Merilahti Kristiina | Finland | 09/16/2003
(5 out of 5 stars)

"1961 Brel was at his best, the most famous ones of his songs had been done and he didn't suffer yet from his obsessive smoking, which later caused losing a big part of his lungs and finally his death in 1978. Listening to this it's easy to understand, why he moved so easily from singing to acting: these are plays, not songs, and Brel is the entire cast. He reigns the stage so, that you hardly notice the audience - but can feel their enthusiasm - or the music, which is excellent, though, the players clearly know how to work with Brel. In this collection you find such masterpieces as 'Quand on n'a que l'amour', 'Bourgeois' and (in my opinion) the best version of 'Ne me quitte pas'. Performing live Brel makes clear, that 'Ne me quitte pas' isn't just an infinitely beautiful song, but also very painful, even cruel. Towards the end he becomes just as small and weak and pathetic as in the lyrics - and for his next song performs 'Moribonde' with all the panache and audacity and power he had. 'Seasons in the sun' is - by the way - a horrible distortion of this song. This isn't a sentimental song, he says goodbye to his friends and enemies and to his wife's lover and his wife as someone, who is on top of the situation. 'And I want people to sing and dance and have fun like fools, when they drop me into the ditch' is about what he sings in the refrain. (Sorry if it isn't quite right, neither English nor French are my native languages...) And after that he goes on to 'Quand on n'a que l'amour', something completely different.
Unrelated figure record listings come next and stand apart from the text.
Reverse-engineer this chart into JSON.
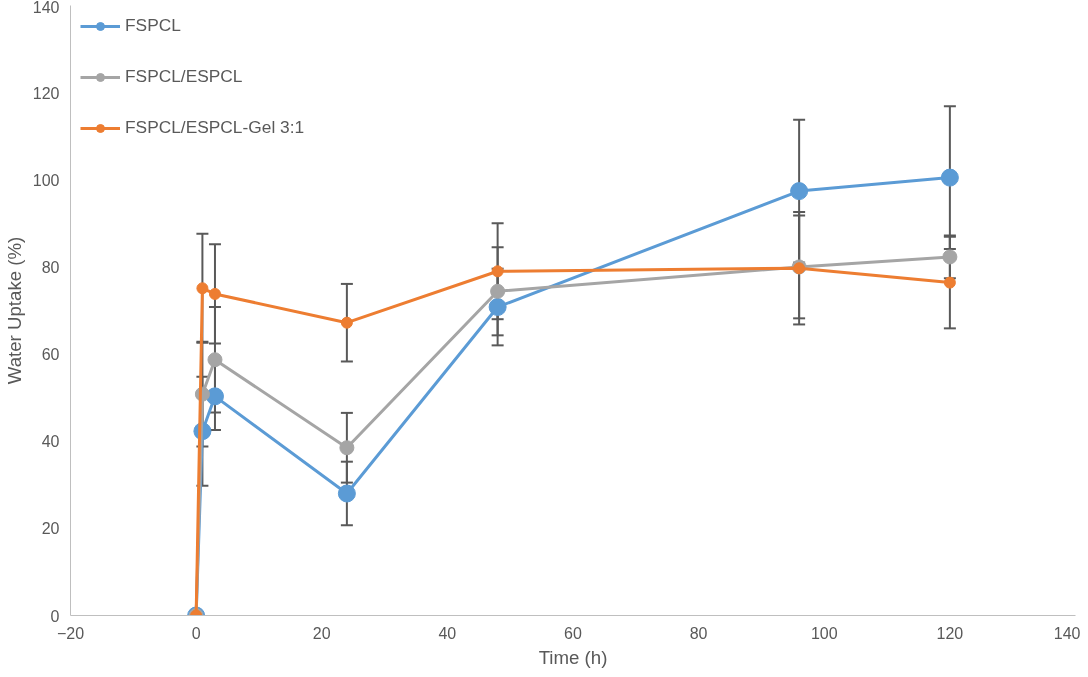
{
  "chart_data": {
    "type": "line",
    "xlabel": "Time (h)",
    "ylabel": "Water Uptake (%)",
    "xlim": [
      -20,
      140
    ],
    "xticks": [
      -20,
      0,
      20,
      40,
      60,
      80,
      100,
      120,
      140
    ],
    "ylim": [
      0,
      140
    ],
    "yticks": [
      0,
      20,
      40,
      60,
      80,
      100,
      120,
      140
    ],
    "x": [
      0,
      1,
      3,
      24,
      48,
      96,
      120
    ],
    "grid": false,
    "legend": "top left",
    "marker": "circle",
    "line_style": "solid",
    "series": [
      {
        "name": "FSPCL",
        "color": "#5b9bd5",
        "values": [
          0,
          42.3,
          50.3,
          28,
          70.8,
          97.4,
          100.5
        ],
        "errors": [
          null,
          12.5,
          7.7,
          7.3,
          8.8,
          16.4,
          16.4
        ]
      },
      {
        "name": "FSPCL/ESPCL",
        "color": "#a5a5a5",
        "values": [
          0,
          50.8,
          58.7,
          38.5,
          74.4,
          80,
          82.3
        ],
        "errors": [
          null,
          12,
          12.1,
          8,
          10.1,
          11.8,
          4.9
        ]
      },
      {
        "name": "FSPCL/ESPCL-Gel 3:1",
        "color": "#ed7d31",
        "values": [
          0,
          75.1,
          73.8,
          67.2,
          79,
          79.7,
          76.4
        ],
        "errors": [
          null,
          12.5,
          11.4,
          8.9,
          11,
          12.9,
          10.5
        ]
      }
    ]
  }
}
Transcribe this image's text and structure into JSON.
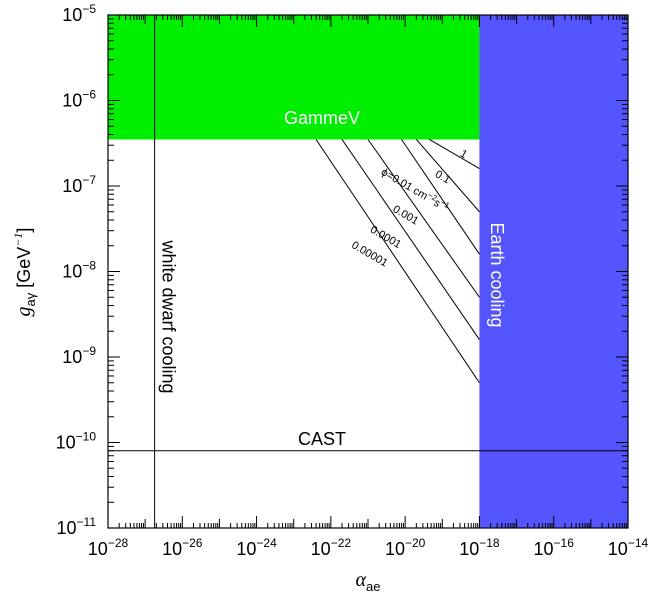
{
  "chart_data": {
    "type": "line",
    "x_axis": {
      "label_main": "α",
      "label_sub": "ae",
      "scale": "log",
      "range": [
        1e-28,
        1e-14
      ],
      "ticks": [
        {
          "value": 1e-28,
          "base": "10",
          "exp": "−28"
        },
        {
          "value": 1e-26,
          "base": "10",
          "exp": "−26"
        },
        {
          "value": 1e-24,
          "base": "10",
          "exp": "−24"
        },
        {
          "value": 1e-22,
          "base": "10",
          "exp": "−22"
        },
        {
          "value": 1e-20,
          "base": "10",
          "exp": "−20"
        },
        {
          "value": 1e-18,
          "base": "10",
          "exp": "−18"
        },
        {
          "value": 1e-16,
          "base": "10",
          "exp": "−16"
        },
        {
          "value": 1e-14,
          "base": "10",
          "exp": "−14"
        }
      ]
    },
    "y_axis": {
      "label_main": "g",
      "label_sub": "aγ",
      "label_unit": "[GeV",
      "label_unit_exp": "−1",
      "label_unit_close": "]",
      "scale": "log",
      "range": [
        1e-11,
        1e-05
      ],
      "ticks": [
        {
          "value": 1e-11,
          "base": "10",
          "exp": "−11"
        },
        {
          "value": 1e-10,
          "base": "10",
          "exp": "−10"
        },
        {
          "value": 1e-09,
          "base": "10",
          "exp": "−9"
        },
        {
          "value": 1e-08,
          "base": "10",
          "exp": "−8"
        },
        {
          "value": 1e-07,
          "base": "10",
          "exp": "−7"
        },
        {
          "value": 1e-06,
          "base": "10",
          "exp": "−6"
        },
        {
          "value": 1e-05,
          "base": "10",
          "exp": "−5"
        }
      ]
    },
    "regions": [
      {
        "label": "GammeV",
        "color": "#00ee00",
        "label_color": "#ffffff",
        "x_range": [
          1e-28,
          1e-18
        ],
        "y_range": [
          3.5e-07,
          1e-05
        ]
      },
      {
        "label": "Earth cooling",
        "color": "#5555ff",
        "label_color": "#ffffff",
        "x_range": [
          1e-18,
          1e-14
        ],
        "y_range": [
          1e-11,
          1e-05
        ]
      }
    ],
    "limit_lines": [
      {
        "label": "white dwarf cooling",
        "orientation": "vertical",
        "value": 1.8e-27
      },
      {
        "label": "CAST",
        "orientation": "horizontal",
        "value": 8e-11
      }
    ],
    "flux_lines": [
      {
        "label": "1",
        "start": [
          4.5e-20,
          3.5e-07
        ],
        "end": [
          1e-18,
          1.6e-07
        ]
      },
      {
        "label": "0.1",
        "start": [
          2e-20,
          3.5e-07
        ],
        "end": [
          1e-18,
          5e-08
        ]
      },
      {
        "label": "ϕ=0.01 cm",
        "label_exp1": "−2",
        "label_mid": "s",
        "label_exp2": "−1",
        "start": [
          8e-21,
          3.5e-07
        ],
        "end": [
          1e-18,
          1.6e-08
        ]
      },
      {
        "label": "0.001",
        "start": [
          1e-21,
          3.5e-07
        ],
        "end": [
          1e-18,
          5e-09
        ]
      },
      {
        "label": "0.0001",
        "start": [
          2e-22,
          3.5e-07
        ],
        "end": [
          1e-18,
          1.6e-09
        ]
      },
      {
        "label": "0.00001",
        "start": [
          4e-23,
          3.5e-07
        ],
        "end": [
          1e-18,
          5e-10
        ]
      }
    ]
  }
}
Brel is at his best in 'Ivrogne' describing how and why the man gets drunk and drowns in his illusions - knowing them to be only illusions. His disappointment in life and in himself and people around him and the obstinate will to have fun and a moment of escape couldn't be better portrayed. 'Statue' is related to this, a man confessing what he really is, though people come and point at his statue saying noble things about him. 'I wish the children wouldn't look at me...' Maybe Brel was a swine in real life (of which I've never wanted to know much about) but he was never blind.This record shows what made him great, different from any other performers and songwriters. The first time I heard him I was confused and thought: this isn't really singing - though I can follow the tune, so he must be singing. It was always more."